Carson, Joan G.; And Others
This study compared reading and writing demands at a city high school and an urban university across the following disciplines: biology, English, history, and political science. Analysis revealed five generalizations concerning high school disciplines: (1) in-class activities and student requirements for courses are tied to the course text which defines the content to be learned; (2) classes tend to be highly participatory, with a great deal of student/instructor exchange and student interaction with course text; (3) high school courses show a high level of integration of language and study skills with course content; (4) cognitive demands of high school courses tend to be knowledge, comprehension, and application (as opposed to the higher demands of analysis, synthesis, and evaluation); and (5) teachers are accountable for student performance on a number of standardized exams causing these exams to determine much of what teachers do in content classes.
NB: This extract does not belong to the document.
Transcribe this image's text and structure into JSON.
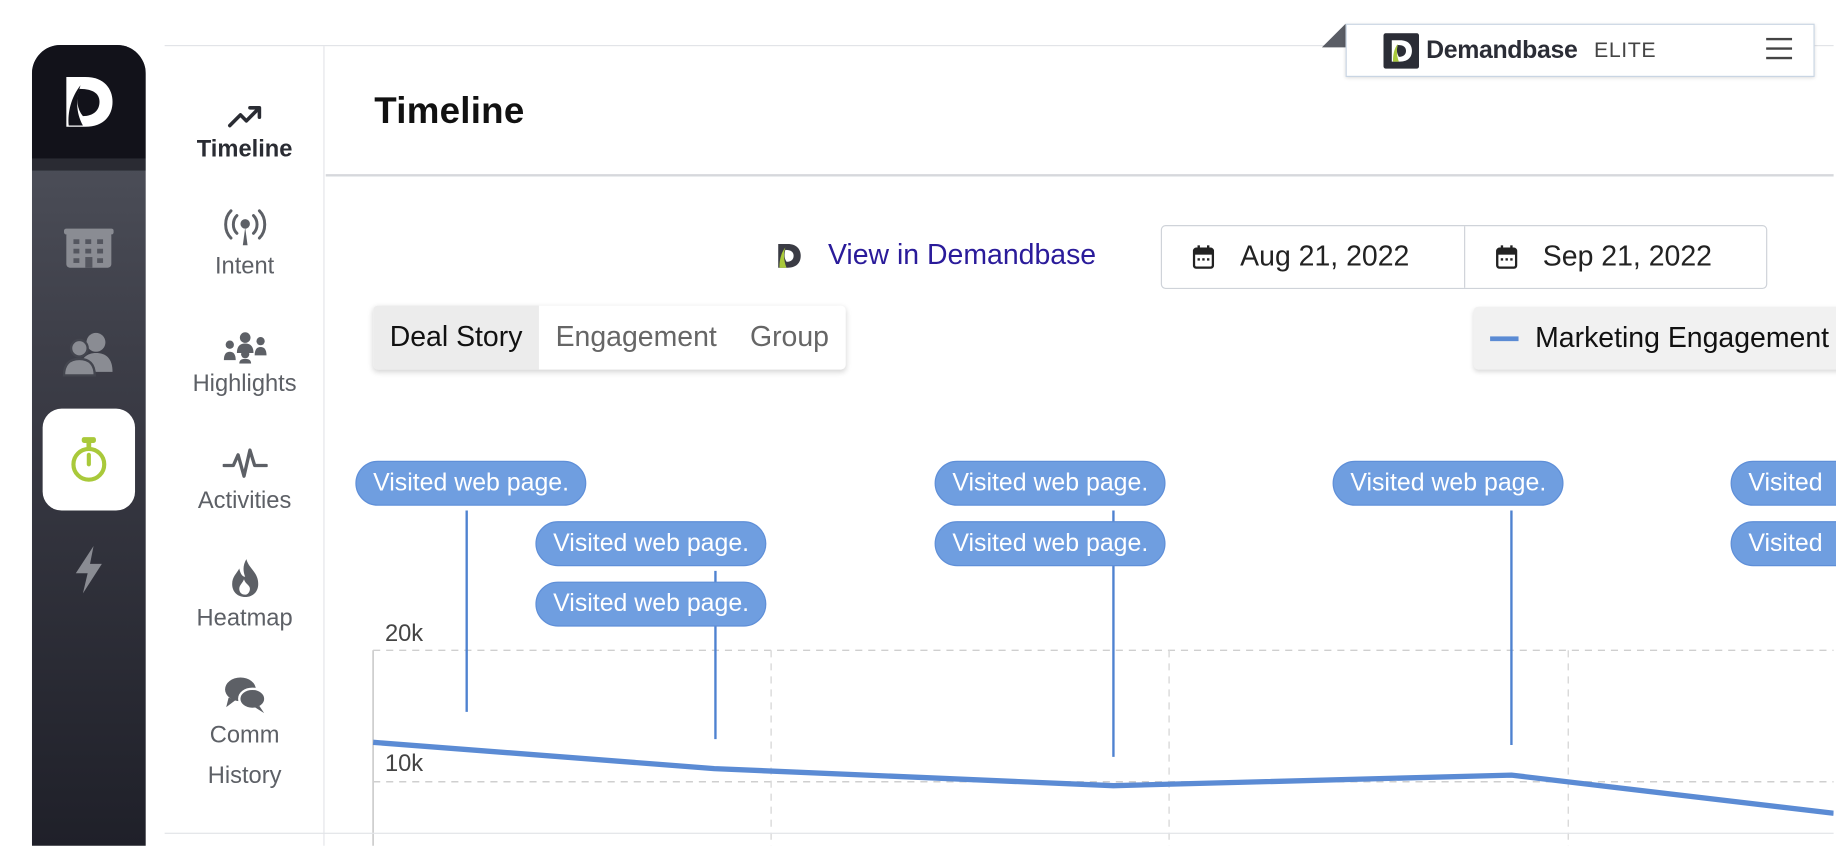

Analysis of university reading and writing demands across disciplines revealed that these demands vary, but except for composition, little writing is required, and when it is, its focus is on content and not on form. Cognitive demands of college courses are embedded in the reading and writing requirements. Finally, exams are the focus of a course for many students because exams are the way in which students discern the reading and writing requirements of a course. (GLR)
Publication Type: Reports - Evaluative; Reports - Research
Education Level: N/A
Audience: Teachers; Practitioners
Sponsor: Fund for the Improvement of Postsecondary Education (ED), Washington, DC.
Authoring Institution: Georgia State Univ., Atlanta. Center for the Study of Adult Literacy.
Note: For related papers, see HE 027 102-103.